O presidente Luiz Inácio Lula da Silva (PT) foi convidado pelo presidente dos Estados Unidos (EUA), Donald Trump, para integrar o Conselho de Paz que irá discutir a reconstrução da Faixa de Gaza. O grupo será chefiado pelo mandatário americano junto com o secretário de Estado, Marco Rubio, e o ministro Tony Blair. Em declarações anteriores, Trump disse querer transformar o território palestino na “Riviera do Oriente Médio”. Entenda em TVT News.
Além de Trump, Rubio, e Blair, também fazem parte do Conselho Steve Witkoff, enviado especial de Trump, Jared Kushner, genro de Trump, Marc Rowan, magnata financista americano, Ajay Banga, presidente do Banco Mundial e Robert Gabriel, colaborador do presidente americano no Conselho de Segurança Nacional.
O Itamaraty confirmou o recebimento do convite para o Conselho de Paz, mas Lula deve consultar países que partilham a posição de defesa de Gaza para decidir se integrará ou não o grupo. A resposta do presidente deve vir na semana que vem, após analisar os objetivos do grupo, se haverá custos financeiros, quem são os participantes e o que pensam sobre o genocídio palestino.
Cerca de 60 líderes foram convidados para integrarem a discussão, dentre eles, Vladimir Putin. O porta-voz do Kremlin, Dmitry Peskov, afirmou nesta segunda-feira (19), que o presidente russo considera a oferta.
O presidente da Argentina, Javier Milei, confirmou no sábado (17) em suas redes sociais a participação no conselho. Ainda no sábado (17), Recep Tayyip Erdogan, chefe de Estado turco, anunciou o recebimento do convite, mas não declarou se irá ou não integrar o grupo. Também foram chamados o presidente egípcio, Abdel Fatah al Sissi, e o primeiro-ministro do Canadá, Mark Carney.
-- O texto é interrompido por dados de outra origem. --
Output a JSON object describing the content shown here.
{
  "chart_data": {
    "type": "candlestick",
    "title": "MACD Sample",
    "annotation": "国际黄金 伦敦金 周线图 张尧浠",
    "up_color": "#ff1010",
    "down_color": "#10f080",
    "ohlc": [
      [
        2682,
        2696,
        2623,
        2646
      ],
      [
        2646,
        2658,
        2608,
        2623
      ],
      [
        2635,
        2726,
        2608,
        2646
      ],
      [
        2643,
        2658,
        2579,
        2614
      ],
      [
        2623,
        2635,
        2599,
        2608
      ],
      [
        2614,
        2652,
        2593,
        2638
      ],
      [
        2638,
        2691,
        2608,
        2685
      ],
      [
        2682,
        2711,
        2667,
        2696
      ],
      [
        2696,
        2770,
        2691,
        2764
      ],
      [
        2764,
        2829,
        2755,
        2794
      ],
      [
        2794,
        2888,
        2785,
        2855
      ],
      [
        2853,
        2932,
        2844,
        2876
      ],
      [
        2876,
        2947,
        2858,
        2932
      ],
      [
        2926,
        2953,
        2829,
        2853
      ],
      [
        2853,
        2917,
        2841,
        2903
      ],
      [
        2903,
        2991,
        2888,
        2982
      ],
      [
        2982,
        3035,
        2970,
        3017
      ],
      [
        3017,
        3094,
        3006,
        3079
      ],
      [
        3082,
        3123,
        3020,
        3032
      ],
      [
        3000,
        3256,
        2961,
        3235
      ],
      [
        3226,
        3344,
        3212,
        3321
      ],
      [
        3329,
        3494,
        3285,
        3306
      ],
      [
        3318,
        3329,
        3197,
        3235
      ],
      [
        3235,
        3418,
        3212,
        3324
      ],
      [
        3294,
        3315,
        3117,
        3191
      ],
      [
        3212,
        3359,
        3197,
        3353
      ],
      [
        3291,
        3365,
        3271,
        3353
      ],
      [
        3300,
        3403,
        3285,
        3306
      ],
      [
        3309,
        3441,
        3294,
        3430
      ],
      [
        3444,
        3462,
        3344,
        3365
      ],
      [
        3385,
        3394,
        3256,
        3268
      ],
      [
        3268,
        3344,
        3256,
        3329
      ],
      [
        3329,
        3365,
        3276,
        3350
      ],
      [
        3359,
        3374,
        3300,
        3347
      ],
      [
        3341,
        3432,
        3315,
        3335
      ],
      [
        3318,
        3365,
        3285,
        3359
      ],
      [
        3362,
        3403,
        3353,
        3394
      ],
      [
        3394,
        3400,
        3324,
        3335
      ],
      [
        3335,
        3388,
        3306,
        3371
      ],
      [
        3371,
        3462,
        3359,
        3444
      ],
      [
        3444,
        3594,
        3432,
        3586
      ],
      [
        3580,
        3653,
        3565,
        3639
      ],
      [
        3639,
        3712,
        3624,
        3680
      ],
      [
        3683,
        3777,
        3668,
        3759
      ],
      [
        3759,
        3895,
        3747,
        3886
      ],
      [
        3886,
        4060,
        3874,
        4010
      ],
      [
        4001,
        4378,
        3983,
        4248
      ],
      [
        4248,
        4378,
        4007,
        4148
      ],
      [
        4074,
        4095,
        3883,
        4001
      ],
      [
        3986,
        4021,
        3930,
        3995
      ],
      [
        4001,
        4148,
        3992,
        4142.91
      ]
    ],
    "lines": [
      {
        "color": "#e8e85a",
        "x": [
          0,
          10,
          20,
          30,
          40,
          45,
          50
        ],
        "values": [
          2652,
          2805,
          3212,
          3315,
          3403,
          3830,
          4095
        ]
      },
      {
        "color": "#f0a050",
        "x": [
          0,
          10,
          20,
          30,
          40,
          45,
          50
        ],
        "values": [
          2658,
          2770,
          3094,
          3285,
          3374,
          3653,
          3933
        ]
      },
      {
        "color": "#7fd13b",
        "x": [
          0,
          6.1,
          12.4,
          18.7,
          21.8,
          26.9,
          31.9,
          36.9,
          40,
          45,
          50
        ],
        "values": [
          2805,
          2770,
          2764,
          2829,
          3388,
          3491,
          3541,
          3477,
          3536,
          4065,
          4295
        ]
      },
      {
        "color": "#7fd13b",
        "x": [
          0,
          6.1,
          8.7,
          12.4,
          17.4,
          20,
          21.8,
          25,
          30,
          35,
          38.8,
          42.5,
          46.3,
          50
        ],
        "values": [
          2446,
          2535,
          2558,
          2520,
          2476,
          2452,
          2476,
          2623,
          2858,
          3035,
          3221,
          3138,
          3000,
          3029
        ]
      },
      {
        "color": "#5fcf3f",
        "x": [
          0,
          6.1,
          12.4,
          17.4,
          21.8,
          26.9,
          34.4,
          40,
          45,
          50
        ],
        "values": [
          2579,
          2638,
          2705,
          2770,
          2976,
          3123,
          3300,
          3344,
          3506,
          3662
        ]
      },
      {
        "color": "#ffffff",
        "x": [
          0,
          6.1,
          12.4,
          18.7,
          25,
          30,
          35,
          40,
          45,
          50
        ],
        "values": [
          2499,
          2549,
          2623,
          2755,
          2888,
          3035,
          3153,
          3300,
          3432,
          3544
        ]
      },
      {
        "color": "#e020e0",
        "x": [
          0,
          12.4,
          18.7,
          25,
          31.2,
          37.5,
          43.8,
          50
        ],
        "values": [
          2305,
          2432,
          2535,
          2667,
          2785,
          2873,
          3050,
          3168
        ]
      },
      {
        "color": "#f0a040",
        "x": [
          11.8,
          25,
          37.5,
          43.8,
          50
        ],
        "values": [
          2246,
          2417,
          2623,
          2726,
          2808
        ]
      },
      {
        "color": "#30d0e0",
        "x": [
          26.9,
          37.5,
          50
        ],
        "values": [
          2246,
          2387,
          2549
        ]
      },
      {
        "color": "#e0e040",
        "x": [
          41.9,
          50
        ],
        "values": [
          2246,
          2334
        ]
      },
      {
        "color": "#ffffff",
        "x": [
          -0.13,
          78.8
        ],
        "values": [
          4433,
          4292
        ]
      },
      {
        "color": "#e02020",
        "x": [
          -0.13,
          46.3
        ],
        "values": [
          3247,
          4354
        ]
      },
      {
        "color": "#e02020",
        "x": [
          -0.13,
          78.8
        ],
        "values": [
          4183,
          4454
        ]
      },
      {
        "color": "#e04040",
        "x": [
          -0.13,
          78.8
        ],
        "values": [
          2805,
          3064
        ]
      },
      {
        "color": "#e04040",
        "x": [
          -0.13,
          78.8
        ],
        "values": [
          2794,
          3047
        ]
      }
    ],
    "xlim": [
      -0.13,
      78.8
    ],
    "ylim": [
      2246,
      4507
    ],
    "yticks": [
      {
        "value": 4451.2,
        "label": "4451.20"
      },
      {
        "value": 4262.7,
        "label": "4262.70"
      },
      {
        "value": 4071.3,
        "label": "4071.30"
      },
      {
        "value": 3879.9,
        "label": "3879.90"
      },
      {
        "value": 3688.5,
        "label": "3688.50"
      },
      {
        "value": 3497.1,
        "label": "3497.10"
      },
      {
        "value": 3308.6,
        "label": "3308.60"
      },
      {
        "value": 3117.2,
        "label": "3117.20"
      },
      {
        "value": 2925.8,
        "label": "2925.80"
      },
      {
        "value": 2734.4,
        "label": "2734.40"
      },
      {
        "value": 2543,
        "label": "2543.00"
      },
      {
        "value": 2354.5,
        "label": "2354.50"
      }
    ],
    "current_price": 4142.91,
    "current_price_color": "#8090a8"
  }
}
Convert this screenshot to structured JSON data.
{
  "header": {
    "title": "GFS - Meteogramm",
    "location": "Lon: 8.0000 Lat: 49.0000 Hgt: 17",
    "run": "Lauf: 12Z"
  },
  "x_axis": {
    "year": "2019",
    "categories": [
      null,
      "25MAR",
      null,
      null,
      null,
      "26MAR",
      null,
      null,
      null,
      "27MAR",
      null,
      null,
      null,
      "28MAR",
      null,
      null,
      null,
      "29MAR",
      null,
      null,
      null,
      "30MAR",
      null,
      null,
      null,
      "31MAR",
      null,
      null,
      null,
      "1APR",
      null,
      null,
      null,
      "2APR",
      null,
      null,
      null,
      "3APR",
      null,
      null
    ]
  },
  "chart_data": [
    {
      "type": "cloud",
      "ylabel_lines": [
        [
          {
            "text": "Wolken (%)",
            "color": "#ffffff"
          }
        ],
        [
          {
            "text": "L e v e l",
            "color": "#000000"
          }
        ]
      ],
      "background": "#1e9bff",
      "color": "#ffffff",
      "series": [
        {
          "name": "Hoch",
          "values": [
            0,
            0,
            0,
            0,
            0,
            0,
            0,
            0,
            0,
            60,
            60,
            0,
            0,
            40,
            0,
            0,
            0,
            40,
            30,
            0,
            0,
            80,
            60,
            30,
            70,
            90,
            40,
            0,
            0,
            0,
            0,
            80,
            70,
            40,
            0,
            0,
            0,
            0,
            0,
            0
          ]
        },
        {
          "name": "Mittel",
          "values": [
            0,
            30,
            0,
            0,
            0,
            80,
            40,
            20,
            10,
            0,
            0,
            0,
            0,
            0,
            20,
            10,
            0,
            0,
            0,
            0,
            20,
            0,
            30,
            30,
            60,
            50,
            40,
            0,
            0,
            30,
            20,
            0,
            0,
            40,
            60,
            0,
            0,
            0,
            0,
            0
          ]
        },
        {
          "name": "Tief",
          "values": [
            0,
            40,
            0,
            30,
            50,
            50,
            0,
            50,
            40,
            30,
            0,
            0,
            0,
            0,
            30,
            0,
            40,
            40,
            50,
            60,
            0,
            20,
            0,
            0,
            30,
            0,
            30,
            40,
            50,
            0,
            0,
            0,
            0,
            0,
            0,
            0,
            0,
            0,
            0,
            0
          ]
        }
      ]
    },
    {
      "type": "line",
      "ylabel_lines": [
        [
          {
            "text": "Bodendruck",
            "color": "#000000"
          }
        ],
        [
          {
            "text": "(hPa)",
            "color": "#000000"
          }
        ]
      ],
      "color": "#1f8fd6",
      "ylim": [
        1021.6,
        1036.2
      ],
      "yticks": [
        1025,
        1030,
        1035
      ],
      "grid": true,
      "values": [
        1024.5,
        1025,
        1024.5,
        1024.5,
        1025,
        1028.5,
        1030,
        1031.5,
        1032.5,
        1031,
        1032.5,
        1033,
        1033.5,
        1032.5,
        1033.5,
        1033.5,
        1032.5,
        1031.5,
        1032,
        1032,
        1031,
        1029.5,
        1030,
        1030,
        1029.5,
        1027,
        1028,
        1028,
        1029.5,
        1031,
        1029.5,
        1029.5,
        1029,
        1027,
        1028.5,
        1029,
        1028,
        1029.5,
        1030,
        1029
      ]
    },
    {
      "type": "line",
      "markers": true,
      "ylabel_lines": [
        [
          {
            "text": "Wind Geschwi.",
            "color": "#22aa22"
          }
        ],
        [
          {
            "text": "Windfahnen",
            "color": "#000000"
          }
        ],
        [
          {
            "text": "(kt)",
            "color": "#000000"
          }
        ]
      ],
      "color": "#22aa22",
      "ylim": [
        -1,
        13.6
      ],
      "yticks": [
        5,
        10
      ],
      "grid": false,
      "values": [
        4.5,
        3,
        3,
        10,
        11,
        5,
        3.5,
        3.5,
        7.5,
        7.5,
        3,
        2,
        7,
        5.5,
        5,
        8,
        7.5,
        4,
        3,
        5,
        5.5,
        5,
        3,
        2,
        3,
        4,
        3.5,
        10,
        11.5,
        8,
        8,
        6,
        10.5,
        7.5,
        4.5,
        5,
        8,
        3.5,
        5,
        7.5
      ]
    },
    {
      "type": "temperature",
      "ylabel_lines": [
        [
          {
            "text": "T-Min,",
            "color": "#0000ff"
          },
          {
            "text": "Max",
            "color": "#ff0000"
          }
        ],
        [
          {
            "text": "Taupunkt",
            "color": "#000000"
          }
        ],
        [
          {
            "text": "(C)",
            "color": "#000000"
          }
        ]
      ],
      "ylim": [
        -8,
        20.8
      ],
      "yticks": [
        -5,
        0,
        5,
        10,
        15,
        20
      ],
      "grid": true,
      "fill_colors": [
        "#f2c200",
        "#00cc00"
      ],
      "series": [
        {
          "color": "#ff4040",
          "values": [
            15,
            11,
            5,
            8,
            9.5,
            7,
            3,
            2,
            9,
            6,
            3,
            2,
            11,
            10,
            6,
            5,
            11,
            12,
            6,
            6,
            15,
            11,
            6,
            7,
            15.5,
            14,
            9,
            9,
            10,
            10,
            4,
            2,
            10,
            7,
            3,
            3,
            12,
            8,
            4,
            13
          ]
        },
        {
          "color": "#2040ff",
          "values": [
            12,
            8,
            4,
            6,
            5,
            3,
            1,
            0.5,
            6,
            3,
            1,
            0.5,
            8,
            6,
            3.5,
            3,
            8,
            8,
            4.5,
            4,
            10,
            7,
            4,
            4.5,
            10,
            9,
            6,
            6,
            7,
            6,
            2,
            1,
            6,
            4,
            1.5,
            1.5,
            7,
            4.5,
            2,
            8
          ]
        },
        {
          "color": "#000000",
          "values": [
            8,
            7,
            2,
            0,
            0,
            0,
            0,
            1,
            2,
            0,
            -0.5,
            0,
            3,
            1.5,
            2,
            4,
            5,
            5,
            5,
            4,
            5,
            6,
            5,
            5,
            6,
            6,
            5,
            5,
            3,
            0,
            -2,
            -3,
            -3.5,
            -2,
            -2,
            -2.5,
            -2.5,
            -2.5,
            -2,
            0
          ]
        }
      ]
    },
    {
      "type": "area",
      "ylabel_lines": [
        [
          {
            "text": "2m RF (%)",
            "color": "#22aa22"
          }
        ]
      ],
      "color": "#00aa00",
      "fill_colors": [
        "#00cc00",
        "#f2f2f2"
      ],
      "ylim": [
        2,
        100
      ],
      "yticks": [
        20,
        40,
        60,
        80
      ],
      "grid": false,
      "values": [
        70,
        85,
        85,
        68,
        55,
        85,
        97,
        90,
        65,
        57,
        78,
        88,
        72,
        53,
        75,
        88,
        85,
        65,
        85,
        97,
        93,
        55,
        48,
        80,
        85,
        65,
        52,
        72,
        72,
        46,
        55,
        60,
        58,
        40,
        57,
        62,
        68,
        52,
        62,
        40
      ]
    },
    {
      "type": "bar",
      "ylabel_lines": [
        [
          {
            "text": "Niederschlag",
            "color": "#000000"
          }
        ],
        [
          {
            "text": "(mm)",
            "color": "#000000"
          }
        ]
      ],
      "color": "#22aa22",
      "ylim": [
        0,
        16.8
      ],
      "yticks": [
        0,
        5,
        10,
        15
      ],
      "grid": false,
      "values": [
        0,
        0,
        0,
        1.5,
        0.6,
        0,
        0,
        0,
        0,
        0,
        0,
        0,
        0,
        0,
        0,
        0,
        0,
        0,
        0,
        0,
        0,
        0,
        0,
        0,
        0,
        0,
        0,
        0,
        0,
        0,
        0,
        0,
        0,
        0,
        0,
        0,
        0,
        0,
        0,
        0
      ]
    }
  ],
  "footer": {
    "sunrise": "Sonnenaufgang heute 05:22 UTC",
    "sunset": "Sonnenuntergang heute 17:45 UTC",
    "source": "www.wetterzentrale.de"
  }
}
GRACIAS PRESIDENTE TRUMP @realDonaldTrump@POTUS
— Javier Milei (@JMilei) January 17, 2026
Es un honor para mí haber recibido esta noche la invitación para que la Argentina integre, como Miembro Fundador, el Board of Peace, una organización creada por el Presidente Trump para promover una paz duradera en regiones… pic.twitter.com/ORalzkzhlv
A criação do Conselho de Paz foi anunciada por Trump na quarta-feira (14) e um governo de transição foi montado para comandar a região. O mandato dos líderes no Conselho de Paz é de três anos ou vitalício caso paguem US$ 1 bilhão em dinheiro vivo.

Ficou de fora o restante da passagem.